For the sake of calm, I offered to let him cut in front of me. When the man ahead of me, prompted by an elbow from his teenager daughter, made the same offer, antsy pants got shame.
"No, I wait," he mumbled.
Driving home, I wondered why antsy had made the effort to vote, then didn’t seem to care whether his ballot would count.
Still, he deserved credit for fulfilling his civic duty, unlike more than half of the registered voters of these fair islands.
Maybe they had chores, those continual rounds of grocery-shopping, laundry, weeding and lawn-mowing that swamp the weekends.
Maybe their workweeks extended through Saturdays with part-time jobs or backlogs to catch up on in the office.
Or maybe after hard Monday-to-Friday slogs, the greater need was to go beach, play with the kids or just lie down.
But let’s give them credit, too; at least they registered.

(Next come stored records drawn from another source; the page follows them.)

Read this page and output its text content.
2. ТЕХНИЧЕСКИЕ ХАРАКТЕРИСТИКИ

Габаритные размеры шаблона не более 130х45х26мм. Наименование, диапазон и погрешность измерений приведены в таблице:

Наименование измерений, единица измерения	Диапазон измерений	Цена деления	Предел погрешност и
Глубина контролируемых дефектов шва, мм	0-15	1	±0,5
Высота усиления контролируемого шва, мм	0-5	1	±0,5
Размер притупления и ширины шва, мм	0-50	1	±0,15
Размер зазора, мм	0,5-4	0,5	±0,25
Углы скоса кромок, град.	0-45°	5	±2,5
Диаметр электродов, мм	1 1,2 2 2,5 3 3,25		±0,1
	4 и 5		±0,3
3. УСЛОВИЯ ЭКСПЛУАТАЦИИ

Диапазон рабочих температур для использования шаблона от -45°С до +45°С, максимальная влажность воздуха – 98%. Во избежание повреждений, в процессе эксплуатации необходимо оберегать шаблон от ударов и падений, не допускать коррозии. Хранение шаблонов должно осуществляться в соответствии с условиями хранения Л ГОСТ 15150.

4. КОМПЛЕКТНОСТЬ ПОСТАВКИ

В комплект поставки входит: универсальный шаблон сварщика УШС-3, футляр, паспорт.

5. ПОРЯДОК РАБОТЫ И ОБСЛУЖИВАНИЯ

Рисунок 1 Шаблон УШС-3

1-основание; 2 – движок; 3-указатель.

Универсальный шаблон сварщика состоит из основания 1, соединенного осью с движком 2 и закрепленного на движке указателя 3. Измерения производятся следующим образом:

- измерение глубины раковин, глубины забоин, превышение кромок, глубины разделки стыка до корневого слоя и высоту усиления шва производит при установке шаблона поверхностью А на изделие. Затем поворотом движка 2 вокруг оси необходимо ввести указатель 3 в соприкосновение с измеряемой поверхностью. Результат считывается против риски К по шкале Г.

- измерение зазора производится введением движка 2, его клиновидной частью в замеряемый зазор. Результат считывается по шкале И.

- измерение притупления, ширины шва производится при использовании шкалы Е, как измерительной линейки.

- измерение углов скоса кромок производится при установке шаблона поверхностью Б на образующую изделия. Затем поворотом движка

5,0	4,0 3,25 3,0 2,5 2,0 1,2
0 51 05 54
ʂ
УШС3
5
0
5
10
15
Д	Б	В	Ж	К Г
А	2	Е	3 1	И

The reasons not to vote were much different that same Saturday in Afghanistan’s parliamentary elections, among them, the possibility of dying by grenade, rocket attack, gunfire or beating.
Low turnout was also influenced by the prospect of fraud. Fake registration cards, ballot stuffing, vote buying and other "irregularities," as monitoring organizations bureaucratically describe them, are unremarkable in Afghan elections.
Even after votes are tallied, which won’t be complete for another couple of weeks, who won or lost might not make a difference. The country’s leaders don’t worry much about changing government policy unilaterally or ignoring their constitution when their purposes dictate.
All the same, they should get credit for at least having elections.
A Kaneohe-based Marine, First Lt. Scott J. Fleming from Marietta, Ga., was in Helmand province when he was struck in the neck by small-arms fire and killed. He and his unit were providing security for the parliamentary elections.
That was on Friday, the day before more than half of Hawaii’s registered voters didn’t go to the polls.
There’s something not quite right about that.